Unexpected benefit for cancer treatment:
Scientific discoveries often occur when scientists chance upon things. Silva and his colleagues' found that when their laser interacted with the target strong shock waves were generated. These shock waves were accelerating ions highly effectively. There is a constant demand for high energy ions in proton or hadron therapies, as opposed to X-rays, to treat cancer tumors. Current technology used is very expensive; lasers may be cheaper. By optimizing the acceleration of ions, it's possible to produce beams with the energy needed for these treatments.
Their simulations showed about 100 times the output of 60 million amperes (MA) input, rising to 1,000 times the incoming pulse of 70 MA, and 50 times more efficient than using X-rays, which was Sandia's previous method. Their research paper is published in Physical Review Letters.
Sandia plans to produce reliable fusion-made electricity from seawater. Currently, they're testing physical equipment and comparing it with these computer simulations. But, simulations are flawed at some level and even as they're improved they'll continue to remain flawed according to lead computer simulation researcher Steve Slutz of Sandia National Laboratories.
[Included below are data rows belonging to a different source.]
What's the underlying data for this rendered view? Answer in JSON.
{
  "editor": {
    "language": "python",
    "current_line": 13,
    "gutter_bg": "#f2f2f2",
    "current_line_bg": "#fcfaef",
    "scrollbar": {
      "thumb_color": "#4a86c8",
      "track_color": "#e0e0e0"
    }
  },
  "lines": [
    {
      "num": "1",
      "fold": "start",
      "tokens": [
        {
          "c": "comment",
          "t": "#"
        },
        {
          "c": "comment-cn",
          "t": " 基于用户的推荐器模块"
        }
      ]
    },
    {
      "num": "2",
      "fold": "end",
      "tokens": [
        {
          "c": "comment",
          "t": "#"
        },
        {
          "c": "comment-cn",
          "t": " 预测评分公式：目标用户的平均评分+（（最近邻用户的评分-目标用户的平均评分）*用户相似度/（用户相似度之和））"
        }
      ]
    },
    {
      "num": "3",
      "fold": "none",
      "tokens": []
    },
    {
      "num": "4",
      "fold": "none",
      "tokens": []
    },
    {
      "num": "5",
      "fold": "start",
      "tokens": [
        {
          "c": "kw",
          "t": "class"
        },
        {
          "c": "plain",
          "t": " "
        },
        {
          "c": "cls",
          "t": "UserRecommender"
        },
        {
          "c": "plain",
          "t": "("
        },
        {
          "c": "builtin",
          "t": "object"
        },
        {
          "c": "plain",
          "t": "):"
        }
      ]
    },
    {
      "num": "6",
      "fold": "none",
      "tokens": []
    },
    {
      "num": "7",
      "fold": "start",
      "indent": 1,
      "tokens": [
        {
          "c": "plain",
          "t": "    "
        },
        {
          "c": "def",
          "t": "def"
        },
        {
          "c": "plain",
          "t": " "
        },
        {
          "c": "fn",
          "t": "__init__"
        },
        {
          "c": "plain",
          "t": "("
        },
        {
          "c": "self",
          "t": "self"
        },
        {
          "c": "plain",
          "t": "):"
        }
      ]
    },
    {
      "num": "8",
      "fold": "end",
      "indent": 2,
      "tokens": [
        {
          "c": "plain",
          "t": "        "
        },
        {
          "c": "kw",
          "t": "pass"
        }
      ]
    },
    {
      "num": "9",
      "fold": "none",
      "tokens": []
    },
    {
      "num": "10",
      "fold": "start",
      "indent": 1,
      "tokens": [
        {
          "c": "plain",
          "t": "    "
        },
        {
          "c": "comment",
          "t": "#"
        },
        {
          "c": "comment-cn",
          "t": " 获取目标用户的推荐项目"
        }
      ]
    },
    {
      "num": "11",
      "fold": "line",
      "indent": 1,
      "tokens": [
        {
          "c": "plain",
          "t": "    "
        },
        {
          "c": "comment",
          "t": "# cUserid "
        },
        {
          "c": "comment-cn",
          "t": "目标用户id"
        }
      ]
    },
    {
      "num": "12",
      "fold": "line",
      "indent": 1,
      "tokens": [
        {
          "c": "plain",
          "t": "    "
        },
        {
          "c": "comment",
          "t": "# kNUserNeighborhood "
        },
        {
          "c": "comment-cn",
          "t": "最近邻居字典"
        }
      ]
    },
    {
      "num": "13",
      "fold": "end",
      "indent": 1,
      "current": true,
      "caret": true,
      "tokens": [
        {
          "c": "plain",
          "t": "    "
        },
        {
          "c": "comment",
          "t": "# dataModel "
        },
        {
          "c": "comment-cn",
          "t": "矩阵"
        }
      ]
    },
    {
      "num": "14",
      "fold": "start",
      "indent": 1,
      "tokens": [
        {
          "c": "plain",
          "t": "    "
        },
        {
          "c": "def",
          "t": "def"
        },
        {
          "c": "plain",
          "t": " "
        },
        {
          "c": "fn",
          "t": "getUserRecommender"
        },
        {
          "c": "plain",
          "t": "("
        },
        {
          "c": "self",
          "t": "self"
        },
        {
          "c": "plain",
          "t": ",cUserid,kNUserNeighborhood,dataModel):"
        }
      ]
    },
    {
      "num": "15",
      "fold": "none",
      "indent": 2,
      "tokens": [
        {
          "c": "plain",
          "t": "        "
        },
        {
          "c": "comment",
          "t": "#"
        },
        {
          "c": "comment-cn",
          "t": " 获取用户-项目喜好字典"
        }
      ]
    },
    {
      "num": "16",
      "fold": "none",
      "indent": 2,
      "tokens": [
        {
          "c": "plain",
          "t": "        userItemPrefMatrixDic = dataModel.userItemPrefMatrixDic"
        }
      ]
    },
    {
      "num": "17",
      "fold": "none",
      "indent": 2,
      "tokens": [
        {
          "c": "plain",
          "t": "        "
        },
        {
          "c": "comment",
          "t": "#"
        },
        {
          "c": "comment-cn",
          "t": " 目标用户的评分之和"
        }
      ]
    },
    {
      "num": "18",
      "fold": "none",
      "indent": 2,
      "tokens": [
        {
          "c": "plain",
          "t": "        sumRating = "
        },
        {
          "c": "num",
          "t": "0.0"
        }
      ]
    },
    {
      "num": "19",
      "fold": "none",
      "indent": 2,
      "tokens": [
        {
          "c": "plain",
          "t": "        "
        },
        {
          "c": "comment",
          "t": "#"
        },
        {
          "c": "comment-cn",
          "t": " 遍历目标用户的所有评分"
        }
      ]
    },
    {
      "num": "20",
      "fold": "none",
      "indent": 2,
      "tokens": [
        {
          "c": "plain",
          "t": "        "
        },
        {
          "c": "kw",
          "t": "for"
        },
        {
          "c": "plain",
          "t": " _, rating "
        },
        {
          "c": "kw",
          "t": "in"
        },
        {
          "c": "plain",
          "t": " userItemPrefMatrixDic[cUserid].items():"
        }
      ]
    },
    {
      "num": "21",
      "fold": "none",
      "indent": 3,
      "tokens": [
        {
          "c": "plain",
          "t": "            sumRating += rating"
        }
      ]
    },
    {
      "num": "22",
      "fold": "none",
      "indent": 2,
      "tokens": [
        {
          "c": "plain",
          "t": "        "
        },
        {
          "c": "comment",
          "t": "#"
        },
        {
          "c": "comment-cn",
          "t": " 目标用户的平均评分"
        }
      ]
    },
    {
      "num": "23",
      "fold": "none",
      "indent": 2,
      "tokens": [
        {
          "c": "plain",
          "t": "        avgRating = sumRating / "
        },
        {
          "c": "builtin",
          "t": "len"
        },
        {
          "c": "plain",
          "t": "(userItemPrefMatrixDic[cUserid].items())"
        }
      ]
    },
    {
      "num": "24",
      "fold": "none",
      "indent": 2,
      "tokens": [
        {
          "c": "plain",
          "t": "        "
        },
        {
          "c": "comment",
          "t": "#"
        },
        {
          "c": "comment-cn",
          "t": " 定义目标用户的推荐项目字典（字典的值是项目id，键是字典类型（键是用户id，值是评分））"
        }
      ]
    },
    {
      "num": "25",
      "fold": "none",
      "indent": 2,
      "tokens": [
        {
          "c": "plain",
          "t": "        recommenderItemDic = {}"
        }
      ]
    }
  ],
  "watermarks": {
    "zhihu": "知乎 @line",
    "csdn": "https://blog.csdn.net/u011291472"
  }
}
"The scientific method depends on both experiment and theory and they motivate each other. Simulations have become very sophisticated, as the power of computers has developed," says Steve Slutz. "Presently simulation codes can adequately predict many physical experiments. However, nature is even more complex and some experiments cannot presently be accurately predicted, but this does not mean that simulations are of no use in these situations. Numerical simulations still provide our best estimates of what to expect in complex experiments and can be used to design future experiments. Complex experiments requiring numerical simulations need to be taken in steps, but the size of those steps will probably always be the subject of debate."
Their latest research paper, published on 28 September 2012 in Physical Review Papers, states that Sandia have passed their first three tests and are on track to achieve break-even fusion. Laboratory fusion results are expected by late 2013.